Nathaniel Clyne (RB)
Clyne impressed me a lot during his time at Southampton and his terrific debut for England back in 2014 against Slovenia made him the first choice for right-back ever since. A competent attacking full-back and strong defender who is an expert at tracking back, he's playing well under Jurgen Klopp at Liverpool so there should be no real concerns come the summer.
John Stones (CB)
What an unbelievable young player. I've watched him closely for Everton and he looks like a future captain for club and country. He's so comfortable on the ball; he's commanding, a great tackler and fantastic going forward. It's no wonder every team around the world is rumoured to want him. For me, he takes Gary Cahill's place in the starting XI.
Chris Smalling (CB)
Two years ago you probably would have written this lad off.
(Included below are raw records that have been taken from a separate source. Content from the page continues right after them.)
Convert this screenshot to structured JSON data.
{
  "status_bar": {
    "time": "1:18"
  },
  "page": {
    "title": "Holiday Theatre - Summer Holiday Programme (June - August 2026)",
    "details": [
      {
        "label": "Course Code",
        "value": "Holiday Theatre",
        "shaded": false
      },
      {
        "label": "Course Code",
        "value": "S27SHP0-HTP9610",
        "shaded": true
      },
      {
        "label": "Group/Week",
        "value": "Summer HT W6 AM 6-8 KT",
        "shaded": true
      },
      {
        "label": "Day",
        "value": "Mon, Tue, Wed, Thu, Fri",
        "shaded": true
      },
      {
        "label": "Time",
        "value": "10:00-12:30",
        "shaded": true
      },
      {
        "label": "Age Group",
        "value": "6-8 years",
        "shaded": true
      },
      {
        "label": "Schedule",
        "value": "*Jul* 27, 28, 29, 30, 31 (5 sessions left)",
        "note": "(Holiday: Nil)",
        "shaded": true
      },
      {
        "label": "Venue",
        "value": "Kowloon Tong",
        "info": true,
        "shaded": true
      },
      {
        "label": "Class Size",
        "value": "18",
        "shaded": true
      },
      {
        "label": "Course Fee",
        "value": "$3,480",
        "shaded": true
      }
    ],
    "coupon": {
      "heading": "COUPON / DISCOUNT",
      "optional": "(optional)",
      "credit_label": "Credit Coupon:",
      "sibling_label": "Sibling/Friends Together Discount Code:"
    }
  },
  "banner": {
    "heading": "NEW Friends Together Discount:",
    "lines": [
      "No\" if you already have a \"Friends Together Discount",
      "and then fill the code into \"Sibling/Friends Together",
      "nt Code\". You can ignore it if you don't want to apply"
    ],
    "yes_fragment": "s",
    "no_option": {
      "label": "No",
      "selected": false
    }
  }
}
He and Phil Jones were often spoken about in the same vein as products of a failed Utd generation. Smalling is developing in to a future leader at Man Utd. He's big, strong and a good old-fashioned sweeper. Much like John Terry, he's an expert at maintaining his position. I've lost count the amount of times you hear a commentator say "away by Smalling", when he plays.
Danny Rose (LB)
No disrespect to Danny Rose, but if Luke Shaw was fit, I'd be picking him at left-back. Still, what a season he's had at Tottenham. He's proved that he is powerful, quick and loves to whip those balls into the box. He beats Bertrand and Gibbs into my starting eleven.
Eric Dier (CDM)
What a start to his Tottenham career. He could even become a league champion at the end of the season. The defensive midfielder plays a vital role in the modern game, as it allows the full-backs to go forward and for the anchor to drop between the two centre-halves. A natural centre-back, Dier looked very comfortable in this role against the Germans. He will just need to watch over his should though, as Jack Wilshire will be gunning for his place back in this England side when he returns from injury.
Dele Alli (LM)
The problem with today's young footballers is that they're often coached out of being able to - as the expression goes - 'play football', but Alli plays with absolutely no fear and you just never know what he's going to do next! Similar to Adam Lallana, he's not afraid to drive the ball forward. Let's just not over-hype him too much...not yet anyway.
Ross Barkley (RM)
What an exceptional talent. He can use both feet and turn on a sixpence. He's developed physically; much like Rooney as a young player. Barkley has also got goals in him, which sadly Jordan Henderson hasn't quite mastered yet.
Wayne Rooney (AM)
How can anybody seriously write-off this country's leading goal-scorer?
He is a natural number ten with incredible passing ability. Much like Paul Scholes, Rooney as the ability to control the tempo of a game - he can make goals, score goals and is the proven leader of this England team. Even entertaining the idea of leaving our skipper off the plane to France is complete and utter nonsense. He is at the tip of this 4-4-2 diamond.
Jamie Vardy (ST)
He has goals in abundance and his work ethic is phenomenal. Vardy has fought incredibly hard to find his way up the leagues since playing for Fleetwood Town back in 2012. He will bring the desire and determination that England fans will want to see at this tournament.
Harry Kane (ST)
Most definitely England's best striking prospect since the international emergence of Wayne Rooney thirteen years ago. He's no one-trick-pony; he can make goals from nothing. Superb at retrieving the ball, Kane can also operate in that number ten role. The next Alan Shearer?